Guests are also invited to participate in morning prayers, which typically begin promptly at 6:00am. Go at least once to soak in the timeless traditions of esoteric Buddhism of harmonic chanting, rhythmic gongs, and the thick fragrance of incense permeating the air. The ceremonies last about 30-45 minutes and are followed by breakfast around thirty minutes later. During your stay, ask for a formal tour of the temple grounds: each temple has its own unique cultural treasures, painted screens and Zen garden that the staff will happily share with you.
Then there is zazen. Not every shukubo offers a zazen experience, but it’s worthwhile to find one which does (see Temple Transcendence: Zen Meditation in Kyoto for our experience). Sitting still, eyes closed, attempting to empty your mind in phase with the mesmerizing chants, you can begin to feel that the very essence of time slows and moves around you rather than through you as it so harshly does in our normally overly hectic lives. Zazen provides much-needed escape, a way to break from the inertia of everyday life, stilling forces which normally compel frenzied thought and chaotic motion throughout the day. In fact, after just fifteen or thirty minutes of focused, controlled breathing, a measure of tranquility can be felt. It is said that the more demanding a person’s life is or the more cluttered someone’s mind may be, the more relief which may be realized. Take this opportunity to refresh and revitalize yourself!

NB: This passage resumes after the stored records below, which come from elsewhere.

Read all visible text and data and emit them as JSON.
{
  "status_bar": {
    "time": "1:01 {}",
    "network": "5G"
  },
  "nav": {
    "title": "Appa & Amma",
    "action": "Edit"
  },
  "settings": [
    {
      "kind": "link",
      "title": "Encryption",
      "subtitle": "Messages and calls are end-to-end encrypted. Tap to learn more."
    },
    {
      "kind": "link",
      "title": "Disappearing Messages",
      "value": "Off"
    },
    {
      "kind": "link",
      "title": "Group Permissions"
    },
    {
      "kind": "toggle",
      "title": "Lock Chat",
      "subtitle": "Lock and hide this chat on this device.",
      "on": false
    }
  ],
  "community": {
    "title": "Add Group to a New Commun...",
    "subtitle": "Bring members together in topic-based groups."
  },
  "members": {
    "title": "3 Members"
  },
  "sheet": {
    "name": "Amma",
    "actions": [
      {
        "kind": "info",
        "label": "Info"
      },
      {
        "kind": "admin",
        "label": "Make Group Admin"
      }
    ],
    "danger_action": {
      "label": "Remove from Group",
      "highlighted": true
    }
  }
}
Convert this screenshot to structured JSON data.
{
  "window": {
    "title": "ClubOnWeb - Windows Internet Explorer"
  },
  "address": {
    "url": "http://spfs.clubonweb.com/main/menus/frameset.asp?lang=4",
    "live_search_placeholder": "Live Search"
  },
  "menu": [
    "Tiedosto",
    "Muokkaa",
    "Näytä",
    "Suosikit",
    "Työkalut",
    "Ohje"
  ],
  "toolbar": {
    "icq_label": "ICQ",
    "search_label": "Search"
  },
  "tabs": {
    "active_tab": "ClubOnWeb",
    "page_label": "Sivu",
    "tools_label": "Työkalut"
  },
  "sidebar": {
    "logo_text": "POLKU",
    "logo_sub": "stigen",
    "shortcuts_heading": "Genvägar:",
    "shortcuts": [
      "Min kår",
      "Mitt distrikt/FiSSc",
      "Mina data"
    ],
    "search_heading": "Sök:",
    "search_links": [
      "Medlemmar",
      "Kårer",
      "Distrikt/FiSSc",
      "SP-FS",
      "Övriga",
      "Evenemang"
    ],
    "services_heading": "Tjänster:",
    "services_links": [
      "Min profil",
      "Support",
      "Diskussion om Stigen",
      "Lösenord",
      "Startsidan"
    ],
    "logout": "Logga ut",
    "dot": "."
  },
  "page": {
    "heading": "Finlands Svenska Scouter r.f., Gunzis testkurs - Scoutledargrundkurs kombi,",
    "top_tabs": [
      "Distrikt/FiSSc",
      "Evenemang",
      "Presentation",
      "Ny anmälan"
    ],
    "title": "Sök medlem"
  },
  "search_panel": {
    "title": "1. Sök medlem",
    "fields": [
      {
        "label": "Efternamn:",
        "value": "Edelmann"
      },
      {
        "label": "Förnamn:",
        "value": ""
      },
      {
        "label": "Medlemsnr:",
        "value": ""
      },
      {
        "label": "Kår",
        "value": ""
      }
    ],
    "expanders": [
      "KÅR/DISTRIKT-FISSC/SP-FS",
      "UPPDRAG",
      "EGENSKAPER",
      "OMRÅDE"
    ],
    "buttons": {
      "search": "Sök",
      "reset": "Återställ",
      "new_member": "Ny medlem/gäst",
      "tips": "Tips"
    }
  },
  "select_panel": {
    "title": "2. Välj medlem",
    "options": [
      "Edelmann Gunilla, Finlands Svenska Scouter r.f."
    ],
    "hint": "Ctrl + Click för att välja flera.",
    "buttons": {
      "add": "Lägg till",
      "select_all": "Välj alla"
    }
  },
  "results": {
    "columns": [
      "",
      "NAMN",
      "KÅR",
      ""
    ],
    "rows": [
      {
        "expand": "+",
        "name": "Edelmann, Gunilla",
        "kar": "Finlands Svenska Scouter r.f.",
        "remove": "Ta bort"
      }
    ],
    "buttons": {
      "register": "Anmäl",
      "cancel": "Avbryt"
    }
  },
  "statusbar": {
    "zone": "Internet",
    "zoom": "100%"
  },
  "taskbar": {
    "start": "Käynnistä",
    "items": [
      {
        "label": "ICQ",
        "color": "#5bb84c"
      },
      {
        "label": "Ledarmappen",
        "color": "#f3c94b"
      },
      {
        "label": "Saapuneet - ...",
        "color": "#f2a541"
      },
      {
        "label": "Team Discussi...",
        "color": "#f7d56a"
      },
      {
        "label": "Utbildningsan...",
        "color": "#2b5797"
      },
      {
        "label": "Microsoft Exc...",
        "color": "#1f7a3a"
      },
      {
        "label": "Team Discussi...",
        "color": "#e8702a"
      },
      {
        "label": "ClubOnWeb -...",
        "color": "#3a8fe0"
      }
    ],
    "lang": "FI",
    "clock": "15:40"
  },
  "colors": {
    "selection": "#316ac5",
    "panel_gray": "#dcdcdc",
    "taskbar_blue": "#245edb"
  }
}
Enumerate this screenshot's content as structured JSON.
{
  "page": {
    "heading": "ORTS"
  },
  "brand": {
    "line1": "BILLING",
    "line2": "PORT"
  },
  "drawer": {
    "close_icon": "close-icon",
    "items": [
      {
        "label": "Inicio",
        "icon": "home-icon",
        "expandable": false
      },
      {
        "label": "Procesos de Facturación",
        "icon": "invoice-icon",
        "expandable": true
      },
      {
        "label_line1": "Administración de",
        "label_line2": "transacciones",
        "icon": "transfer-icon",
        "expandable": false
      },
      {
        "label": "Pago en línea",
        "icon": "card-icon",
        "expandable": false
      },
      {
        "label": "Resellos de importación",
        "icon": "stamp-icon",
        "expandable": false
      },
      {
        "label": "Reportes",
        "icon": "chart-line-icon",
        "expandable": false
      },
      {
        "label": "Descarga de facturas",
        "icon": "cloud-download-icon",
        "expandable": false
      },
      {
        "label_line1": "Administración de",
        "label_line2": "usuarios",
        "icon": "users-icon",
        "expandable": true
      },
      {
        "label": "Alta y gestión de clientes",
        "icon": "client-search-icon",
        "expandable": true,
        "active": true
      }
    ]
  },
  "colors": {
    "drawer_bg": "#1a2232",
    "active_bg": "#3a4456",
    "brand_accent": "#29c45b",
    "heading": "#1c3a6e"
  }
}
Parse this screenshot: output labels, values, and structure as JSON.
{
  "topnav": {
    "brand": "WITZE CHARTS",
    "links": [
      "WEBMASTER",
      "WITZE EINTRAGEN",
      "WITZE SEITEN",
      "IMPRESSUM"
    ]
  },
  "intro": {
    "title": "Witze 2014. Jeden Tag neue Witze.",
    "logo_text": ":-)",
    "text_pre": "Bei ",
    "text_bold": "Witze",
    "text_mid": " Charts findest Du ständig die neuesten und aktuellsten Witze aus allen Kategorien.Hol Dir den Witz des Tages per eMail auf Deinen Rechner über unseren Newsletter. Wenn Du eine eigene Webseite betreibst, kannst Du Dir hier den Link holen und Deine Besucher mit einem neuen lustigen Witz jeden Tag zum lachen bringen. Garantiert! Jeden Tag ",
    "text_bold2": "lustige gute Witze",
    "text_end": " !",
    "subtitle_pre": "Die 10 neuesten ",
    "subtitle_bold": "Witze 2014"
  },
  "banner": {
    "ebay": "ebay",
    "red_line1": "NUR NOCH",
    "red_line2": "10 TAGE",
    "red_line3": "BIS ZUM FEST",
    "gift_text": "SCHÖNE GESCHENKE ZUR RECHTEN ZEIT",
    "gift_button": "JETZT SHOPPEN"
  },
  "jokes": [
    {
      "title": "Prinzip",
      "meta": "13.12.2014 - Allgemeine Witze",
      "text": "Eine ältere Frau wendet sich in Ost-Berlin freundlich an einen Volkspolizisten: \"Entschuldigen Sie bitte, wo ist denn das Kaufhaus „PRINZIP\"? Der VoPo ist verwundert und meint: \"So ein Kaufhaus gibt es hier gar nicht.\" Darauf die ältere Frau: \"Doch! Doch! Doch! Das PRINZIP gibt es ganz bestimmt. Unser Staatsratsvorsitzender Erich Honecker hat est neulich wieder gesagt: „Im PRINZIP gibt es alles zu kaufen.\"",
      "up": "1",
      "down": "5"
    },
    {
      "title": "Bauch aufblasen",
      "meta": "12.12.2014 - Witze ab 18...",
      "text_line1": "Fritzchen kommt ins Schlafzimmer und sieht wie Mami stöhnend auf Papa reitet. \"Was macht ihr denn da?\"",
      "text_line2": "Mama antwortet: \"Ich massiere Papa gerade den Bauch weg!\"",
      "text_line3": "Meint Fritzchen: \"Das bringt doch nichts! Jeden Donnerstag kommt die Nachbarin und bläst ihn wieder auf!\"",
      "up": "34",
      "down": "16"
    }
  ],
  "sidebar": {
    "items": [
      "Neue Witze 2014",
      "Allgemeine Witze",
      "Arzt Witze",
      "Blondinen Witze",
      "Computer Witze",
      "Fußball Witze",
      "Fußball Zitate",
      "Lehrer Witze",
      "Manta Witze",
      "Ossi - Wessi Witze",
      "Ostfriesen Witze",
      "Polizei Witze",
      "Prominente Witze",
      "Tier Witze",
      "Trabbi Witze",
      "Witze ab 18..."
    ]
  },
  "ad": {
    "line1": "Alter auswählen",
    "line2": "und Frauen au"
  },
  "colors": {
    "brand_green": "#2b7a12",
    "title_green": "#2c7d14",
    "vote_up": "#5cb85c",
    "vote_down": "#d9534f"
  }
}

But why so many shukubo here in Koyasan? The mountain top serves sometimes as the beginning, but almost always the end of an important pilgrimage for spiritual Japanese (see Mt. Koya: A Pilgrimage of “Eat, Pray, Bathe” for more). And all those pilgrims need places to stay and eat during their spiritual quests. Further, more and more tourists flock to this area of Japan just a short train ride outside of Osaka since it has been added to the UNESCO World Heritage List, in large part due to the important and expansive temples and famous cemetery located here, along with ancient cedar forests, historic gates, local restaurants, quaint cafes and of course discount souvenir shops.
With a town population of only about 3,000, Koyasan stands at the very genesis of Shingon Buddhism, a Chinese-influenced esoteric philosophical interpretation of Buddha introduced to Japan in the year 805 by a man named Kobo Daishi, one of Japan’s most revered religious figures, who’s mausoleum is also found here. Kongobuji Temple in the town serves as the headquarters for this sect, which has more than 4,000 temples and missions throughout the world.
The foot of Mt. Koyasan can easily be reached by train from Osaka station or Kansai airport with one switch. Your fare will include a final funicular ride up the steep mountainside (the Japanese refer to this mode of travel as “cable car”), where a bus can be taken to the stop nearest your shukubo.
And be sure to clink together a couple of glasses of wine during your stay; the monks will happily oblige, and besides, what would Jesus drink, right?